Lately, I have been so incredibly happy I have found myself almost in tears, twice. I don’t know how it happened, but I’d like to attribute some of it to myself. My positive outlook on life. How I somehow realized that as the days are flying by, each one brings me closer to the end of my life – which doesn’t sound too optimistic or happy when I get it in black and white, now does it? But somehow, it is. It’s the idea that every single day we have is a blessing. That no tomorrow is guaranteed. That when you look down at the clock and it’s 12:30PM, and you haven’t gotten up from your work chair to pee yet (not even once), you better fully enjoy whatever it is you have been doing for the past 4 1/2 hours – because there went 270 minutes you’ll never. get. back.
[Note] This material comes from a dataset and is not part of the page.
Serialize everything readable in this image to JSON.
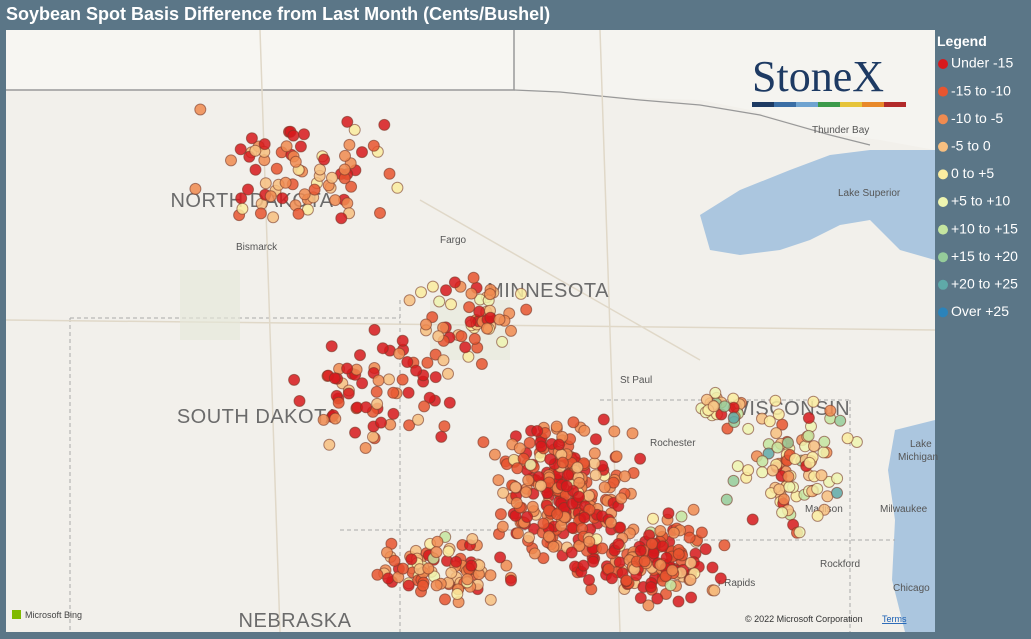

Life isn’t like a video game – where when things go terribly wrong, you can pull out the cartridge, blow on it, and try again. Life moves in one direction: forward. It doesn’t pause for us to catch our breath, or take a bathroom break. It doesn’t soften it’s jaws around our ankles when we scream, or slow down for the moments we want to revel in. It just keeps. on. moving. And if we don’t enjoy the moments as they’re happening, all we’re really doing is creating negative memories of our own lives. It’s like this silly piece of advice I once heard: your future self is watching you right now through memories. If that doesn’t inspire you, I’m not sure anything will. It’s selfish, really. But also inspiring. I never want to be falling asleep at night, thinking back on the moments of my life, only able to recall how full of misery they were. It’s really hard to take some things with a smile: death, bankruptcy, unemployment, heartache. I get that. But those things don’t usually all strike at once. When one bad thing happens – or as was the case in my own life 2 weeks ago, 3 or 4 bad things – we must have something positive to fall back on. Our hopes for the future, our memories of the past, or whatever great opportunities we’re currently living. We must quit shedding light on the horrors we endure, and instead boast about the blessings.
At least, I must.
I can’t be sad anymore. Or lonely. Or depressed. Or left-behind. My life is worth more than that. My parents didn’t brith me so that I could sit in the corner like an old wet mop. They brought me here to be happy. Fulfill my dreams. To buy new cars, and sleep with 5 pillows (I bet some of you thought that was going to say guys). To watch my favorite country singers from the front row, and do a job I enjoy. One that I take pride in – so much pride I’ll show up at 6PM on my day off to satisfy a customer. To fall in love with someone slowly over time, until I’m sure he’s the right fit for me. and my life. and my future. & to have a little fun with a couple wrong ones along the way. To travel, and try new foods. To visit oceans, and lakes, and hot tubs, and pools. To take polaroids, and videos of moments I want to remember. To eat donuts, and cupcakes, and ice cream – even when it isn’t a special occasion. To laugh, and sleep, and workout. To reproduce, if I so desire. & ride roller coasters, and drink icees, and singing really, really loud. To receive daisies, and tulips, and letters sent via snail mail. Do these things. If not for me, for your future self.
The older I get, the more I understand: Choose to be happy.